WARTABANJAR.COM, AMUNTAI- Sebagai upaya memperkuat literasi dan inklusi keuangan di kalangan generasi muda, Bank Kalsel menyasar lingkungan pendidikan berbasis pesantren.
Kali ini, Bank Kalsel berkolaborasi bersama Ketua DPRD Provinsi Kalsel melakukan inklusi dan literasi di Pondok Pesantren Rasyidiah Khalidiyah Amuntai.
Kegiatan yang dihadiri langsung Ketua DPRD Provinsi Kalimantan Selatan, H. Supian HK, Direktur Utama Bank Kalsel Fachrudin didampingi oleh Kepala Madrasah Aliyah Swasta (MAS) Normal Islam Putra (NIPA) Rasyidiah Khalidiyah Amuntai, H. Alfianor, H. Abd Hasib Salim (Ketua STIQ) dan dihadiri 7 guru serta 140 santri & santriwati yang turut ambil bagian dan mengikuti kegiatan dengan penuh antusias.
Dalam kegiatan yang berlangsung pada Kamis (8/1/2026) ini sangat meriah dan interaktif, mulai dari pemaparan materi literasi keuangan, pengenalan pentingnya menabung sejak dini, hingga sesi diskusi dan tanya jawab yang mendorong partisipasi aktif para santri dan santriwati dalam memahami pengelolaan keuangan yang bijak dan bertanggung jawab.
Dalam literasi yang disampaikan kepada seluruh Santri dan Santriwati, Ketua DPRD Provinsi Kalimantan Selatan, H. Supian HK sangat mengapresiasi langkah Bank Kalsel yang secara konsisten menghadirkan edukasi keuangan langsung ke lingkungan pesantren.

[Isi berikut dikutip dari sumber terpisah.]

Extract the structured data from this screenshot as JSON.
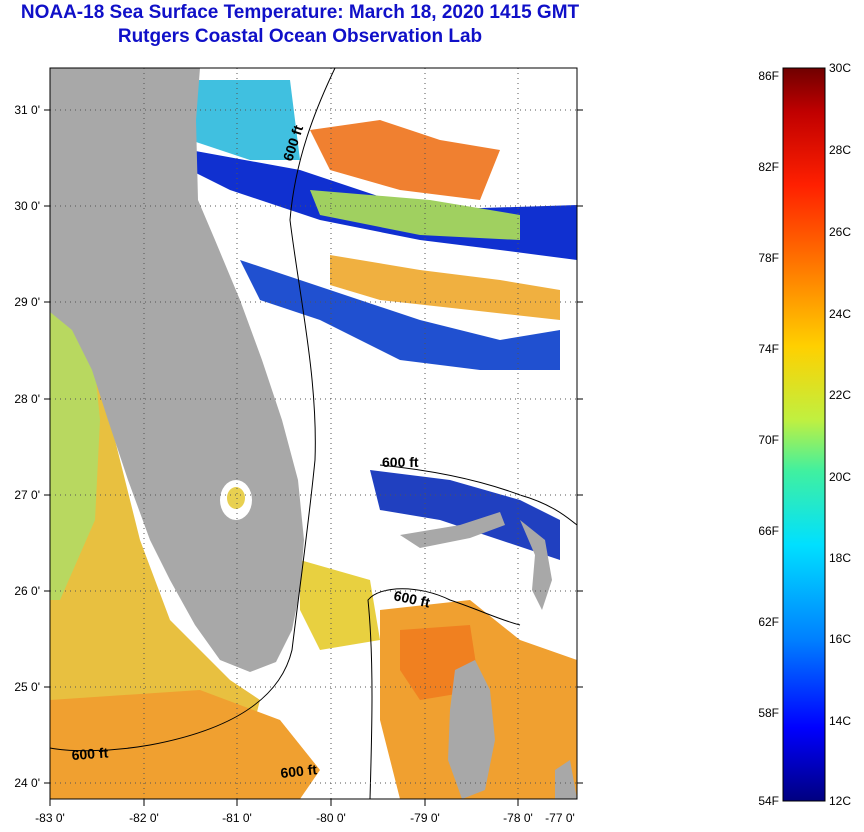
{
  "header": {
    "title": "NOAA-18 Sea Surface Temperature:  March 18, 2020 1415 GMT",
    "subtitle": "Rutgers Coastal Ocean Observation Lab"
  },
  "map": {
    "lat_labels": [
      "31 0'",
      "30 0'",
      "29 0'",
      "28 0'",
      "27 0'",
      "26 0'",
      "25 0'",
      "24 0'"
    ],
    "lon_labels": [
      "-83 0'",
      "-82 0'",
      "-81 0'",
      "-80 0'",
      "-79 0'",
      "-78 0'",
      "-77 0'"
    ],
    "contour_label": "600 ft",
    "colors": {
      "land": "#a8a8a8",
      "cloud": "#ffffff",
      "warm": "#f0a030",
      "cool": "#1030d0"
    }
  },
  "colorbar": {
    "fahrenheit_labels": [
      "86F",
      "82F",
      "78F",
      "74F",
      "70F",
      "66F",
      "62F",
      "58F",
      "54F"
    ],
    "celsius_labels": [
      "30C",
      "28C",
      "26C",
      "24C",
      "22C",
      "20C",
      "18C",
      "16C",
      "14C",
      "12C"
    ],
    "gradient_stops": [
      "#000080",
      "#0000ff",
      "#0080ff",
      "#00e0ff",
      "#40f0a0",
      "#c0f040",
      "#ffd000",
      "#ff8000",
      "#ff2000",
      "#c00000",
      "#700000"
    ]
  }
}
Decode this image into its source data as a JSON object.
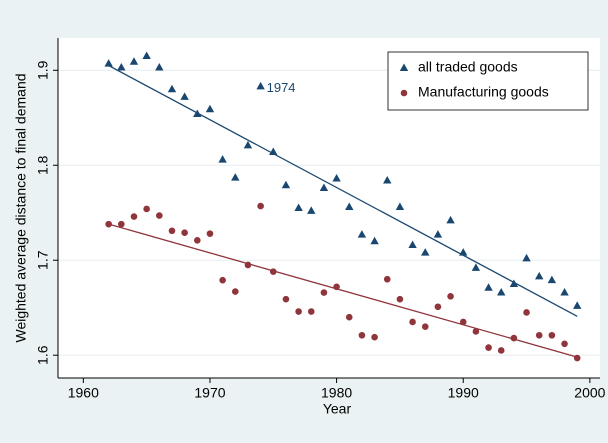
{
  "chart_data": {
    "type": "scatter",
    "x_label": "Year",
    "y_label": "Weighted average distance to final demand",
    "x": [
      1962,
      1963,
      1964,
      1965,
      1966,
      1967,
      1968,
      1969,
      1970,
      1971,
      1972,
      1973,
      1974,
      1975,
      1976,
      1977,
      1978,
      1979,
      1980,
      1981,
      1982,
      1983,
      1984,
      1985,
      1986,
      1987,
      1988,
      1989,
      1990,
      1991,
      1992,
      1993,
      1994,
      1995,
      1996,
      1997,
      1998,
      1999
    ],
    "series": [
      {
        "name": "all traded goods",
        "color": "#1a476f",
        "marker": "triangle",
        "values": [
          1.907,
          1.903,
          1.909,
          1.915,
          1.903,
          1.88,
          1.872,
          1.854,
          1.859,
          1.806,
          1.787,
          1.821,
          1.883,
          1.814,
          1.779,
          1.755,
          1.752,
          1.776,
          1.786,
          1.756,
          1.727,
          1.72,
          1.784,
          1.756,
          1.716,
          1.708,
          1.727,
          1.742,
          1.708,
          1.692,
          1.671,
          1.666,
          1.675,
          1.702,
          1.683,
          1.679,
          1.666,
          1.652
        ],
        "fit": {
          "x": [
            1962,
            1999
          ],
          "values": [
            1.905,
            1.641
          ]
        }
      },
      {
        "name": "Manufacturing goods",
        "color": "#90353b",
        "marker": "circle",
        "values": [
          1.738,
          1.738,
          1.746,
          1.754,
          1.747,
          1.731,
          1.729,
          1.721,
          1.728,
          1.679,
          1.667,
          1.695,
          1.757,
          1.688,
          1.659,
          1.646,
          1.646,
          1.666,
          1.672,
          1.64,
          1.621,
          1.619,
          1.68,
          1.659,
          1.635,
          1.63,
          1.651,
          1.662,
          1.635,
          1.625,
          1.608,
          1.605,
          1.618,
          1.645,
          1.621,
          1.621,
          1.612,
          1.597
        ],
        "fit": {
          "x": [
            1962,
            1999
          ],
          "values": [
            1.738,
            1.598
          ]
        }
      }
    ],
    "annotation": "1974",
    "xlim": [
      1958,
      2000.8
    ],
    "ylim": [
      1.576,
      1.934
    ],
    "xticks": [
      1960,
      1970,
      1980,
      1990,
      2000
    ],
    "yticks": [
      1.6,
      1.7,
      1.8,
      1.9
    ],
    "grid": true,
    "legend_position": "top-right"
  }
}
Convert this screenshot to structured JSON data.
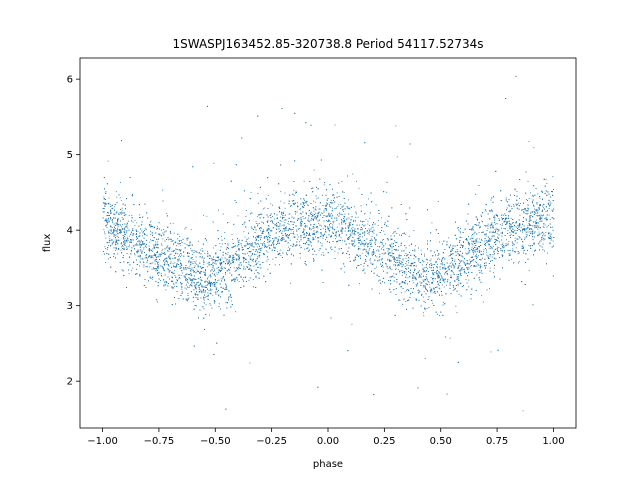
{
  "chart_data": {
    "type": "scatter",
    "title": "1SWASPJ163452.85-320738.8 Period 54117.52734s",
    "xlabel": "phase",
    "ylabel": "flux",
    "xlim": [
      -1.1,
      1.1
    ],
    "ylim": [
      1.38,
      6.28
    ],
    "x_ticks": [
      -1.0,
      -0.75,
      -0.5,
      -0.25,
      0.0,
      0.25,
      0.5,
      0.75,
      1.0
    ],
    "x_tick_labels": [
      "−1.00",
      "−0.75",
      "−0.50",
      "−0.25",
      "0.00",
      "0.25",
      "0.50",
      "0.75",
      "1.00"
    ],
    "y_ticks": [
      2,
      3,
      4,
      5,
      6
    ],
    "y_tick_labels": [
      "2",
      "3",
      "4",
      "5",
      "6"
    ],
    "grid": false,
    "legend": "none",
    "marker_color": "#1f77b4",
    "series": [
      {
        "trend_points": [
          {
            "x": -1.0,
            "y": 4.1
          },
          {
            "x": -0.9,
            "y": 3.95
          },
          {
            "x": -0.8,
            "y": 3.8
          },
          {
            "x": -0.7,
            "y": 3.6
          },
          {
            "x": -0.6,
            "y": 3.42
          },
          {
            "x": -0.55,
            "y": 3.35
          },
          {
            "x": -0.5,
            "y": 3.4
          },
          {
            "x": -0.4,
            "y": 3.6
          },
          {
            "x": -0.3,
            "y": 3.85
          },
          {
            "x": -0.2,
            "y": 4.02
          },
          {
            "x": -0.1,
            "y": 4.1
          },
          {
            "x": 0.0,
            "y": 4.1
          },
          {
            "x": 0.1,
            "y": 3.95
          },
          {
            "x": 0.2,
            "y": 3.8
          },
          {
            "x": 0.3,
            "y": 3.6
          },
          {
            "x": 0.4,
            "y": 3.42
          },
          {
            "x": 0.45,
            "y": 3.35
          },
          {
            "x": 0.5,
            "y": 3.4
          },
          {
            "x": 0.6,
            "y": 3.6
          },
          {
            "x": 0.7,
            "y": 3.85
          },
          {
            "x": 0.8,
            "y": 4.02
          },
          {
            "x": 0.9,
            "y": 4.1
          },
          {
            "x": 1.0,
            "y": 4.1
          }
        ],
        "scatter_sigma": 0.22,
        "outlier_range": [
          1.6,
          6.05
        ]
      }
    ]
  }
}
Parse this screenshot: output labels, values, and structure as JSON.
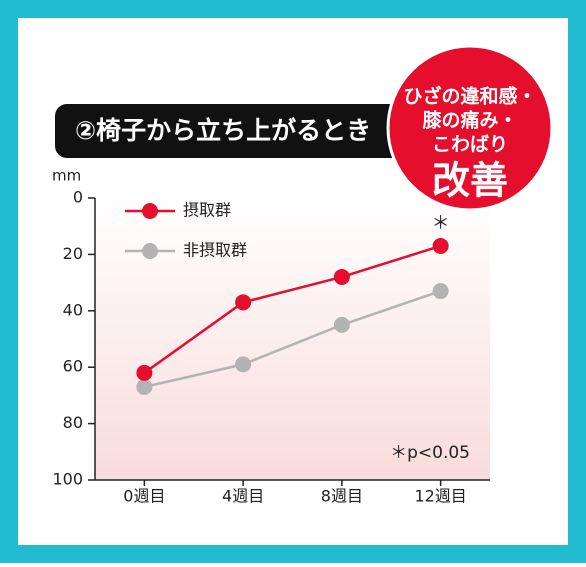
{
  "title_banner": "②椅子から立ち上がるとき",
  "badge": {
    "lines": [
      "ひざの違和感・",
      "膝の痛み・",
      "こわばり"
    ],
    "emphasis": "改善"
  },
  "chart_data": {
    "type": "line",
    "y_label": "mm",
    "categories": [
      "0週目",
      "4週目",
      "8週目",
      "12週目"
    ],
    "series": [
      {
        "name": "摂取群",
        "color": "#e60e2d",
        "values": [
          62,
          37,
          28,
          17
        ]
      },
      {
        "name": "非摂取群",
        "color": "#b3b3b3",
        "values": [
          67,
          59,
          45,
          33
        ]
      }
    ],
    "ylim": [
      0,
      100
    ],
    "yticks": [
      0,
      20,
      40,
      60,
      80,
      100
    ],
    "y_inverted": true,
    "significance_marker": "＊",
    "annotation": "＊p<0.05",
    "legend": "upper left"
  }
}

“Literasi keuangan adalah fondasi penting dalam membentuk karakter generasi muda yang mandiri dan bertanggung jawab. Saya mengapresiasi Bank Kalsel yang tidak hanya fokus pada aspek bisnis, tetapi juga hadir memberikan edukasi nyata bagi masyarakat, khususnya di lingkungan pesantren,” ucap Supian, dikutip dari siaran pers Bank Kalsel, Sabtu (10/1/2026).